The central bank said the maximum housing loan tenure of 35 years is more than sufficient for borrowers to settle their housing loans by their retirement age, adding that a longer tenure would further add to the total cost of financing without significant improvements in the affordability of one’s monthly instalment.
Last week SunBiz reported that agencies entrusted with managing affordable housing projects were finding it difficult to sell, because housebuyers were not able to secure loans.
Both the Selangor Housing and Property Board (LPHS) and Perumahan Rakyat 1Malaysia (PR1MA) told SunBiz that they were in discussion with BNM on the matter of financing.
Rumah Selangorku houses are priced up to RM250,000 each, while PR1MA homes are going for up to RM400,000.
The central bank, however, looks to be firm on its stand of sticking to responsible lending guidelines.

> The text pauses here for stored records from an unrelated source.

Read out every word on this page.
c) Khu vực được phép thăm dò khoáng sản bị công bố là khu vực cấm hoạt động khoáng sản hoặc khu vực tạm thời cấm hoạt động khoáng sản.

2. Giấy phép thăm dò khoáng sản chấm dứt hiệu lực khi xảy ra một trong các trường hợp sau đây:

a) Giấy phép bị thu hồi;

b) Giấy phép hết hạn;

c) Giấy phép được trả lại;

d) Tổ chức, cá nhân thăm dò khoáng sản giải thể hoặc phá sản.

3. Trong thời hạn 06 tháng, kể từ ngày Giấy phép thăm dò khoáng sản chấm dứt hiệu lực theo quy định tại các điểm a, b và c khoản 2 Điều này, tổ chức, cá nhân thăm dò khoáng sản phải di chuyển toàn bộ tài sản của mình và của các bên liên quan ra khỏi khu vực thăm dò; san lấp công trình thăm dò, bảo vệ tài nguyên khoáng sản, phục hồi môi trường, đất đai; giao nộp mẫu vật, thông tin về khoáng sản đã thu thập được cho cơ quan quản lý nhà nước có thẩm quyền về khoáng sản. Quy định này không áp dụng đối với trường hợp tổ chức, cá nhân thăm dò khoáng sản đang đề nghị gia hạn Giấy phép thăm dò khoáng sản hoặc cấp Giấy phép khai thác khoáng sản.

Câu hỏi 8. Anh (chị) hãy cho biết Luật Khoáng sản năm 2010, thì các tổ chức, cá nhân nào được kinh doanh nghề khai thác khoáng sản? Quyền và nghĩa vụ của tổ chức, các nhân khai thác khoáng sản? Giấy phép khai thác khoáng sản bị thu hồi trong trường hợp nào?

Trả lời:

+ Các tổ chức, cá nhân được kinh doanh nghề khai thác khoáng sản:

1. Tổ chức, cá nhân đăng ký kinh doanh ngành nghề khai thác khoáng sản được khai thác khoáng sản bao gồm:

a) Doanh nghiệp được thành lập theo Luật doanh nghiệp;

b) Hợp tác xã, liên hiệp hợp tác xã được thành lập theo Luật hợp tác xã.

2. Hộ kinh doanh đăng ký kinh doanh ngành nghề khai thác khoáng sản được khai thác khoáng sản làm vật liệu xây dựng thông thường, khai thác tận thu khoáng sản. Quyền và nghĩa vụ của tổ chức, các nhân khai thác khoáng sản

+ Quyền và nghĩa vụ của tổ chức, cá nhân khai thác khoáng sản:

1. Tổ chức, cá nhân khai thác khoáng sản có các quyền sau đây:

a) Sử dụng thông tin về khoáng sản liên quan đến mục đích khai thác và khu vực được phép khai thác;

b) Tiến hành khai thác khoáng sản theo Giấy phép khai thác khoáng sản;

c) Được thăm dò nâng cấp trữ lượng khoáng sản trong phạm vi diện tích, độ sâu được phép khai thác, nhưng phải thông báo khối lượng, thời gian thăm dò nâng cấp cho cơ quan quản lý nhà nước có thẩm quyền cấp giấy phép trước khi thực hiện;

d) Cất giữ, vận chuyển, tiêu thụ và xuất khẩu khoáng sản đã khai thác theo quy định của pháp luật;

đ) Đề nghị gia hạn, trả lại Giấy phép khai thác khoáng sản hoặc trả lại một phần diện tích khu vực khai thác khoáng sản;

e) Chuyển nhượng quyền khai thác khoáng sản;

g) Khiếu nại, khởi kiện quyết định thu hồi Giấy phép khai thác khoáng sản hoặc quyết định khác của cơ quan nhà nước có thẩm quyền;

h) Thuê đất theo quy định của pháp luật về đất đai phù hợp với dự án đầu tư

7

BNM said responsible financing guidelines serve to protect individuals’ interests so they borrow within their capacity to repay the loans throughout its tenure.
“This is to prevent borrowers from falling into financial hardship due to an excessive debt burden that may lead to foreclosures which will undermine the objective of house ownership,” the central bank said.
BNM cited outstanding housing loans figures as at July 2016 growing 10.1% year-on-year, totalling RM460.2 billion.
It said about 75%, or 1.5 million borrowers, with housing loans are first-time housebuyers.
The statement was silent on a recent proposal by the Urban Wellbeing, Housing, and Local Government Minister Tan Sri Noh Omar to allow housing developers to lend to housebuyers to make up for a “ gap” in end-financing offered by banks.
Real Estate and Housing Developers Association Malaysia recently stated that most banks are giving 75% to 80% end-financing currently.
Association of Banks in Malaysia (ABM) and Association of Islamic Banking Institutions Malaysia (AIBIM) in a joint statement yesterday said a recent survey showed that the top reasons for rejection of home financing applications are applicants having a high debt service ratio; an adverse credit history; insufficient income; and weak documentation/banking records to support the application.
Generally, an evaluation of any application for financing would be based on how an applicant matches up to a set of criteria encompassing five broad areas namely – character, capacity, collateral, conditions, and capital.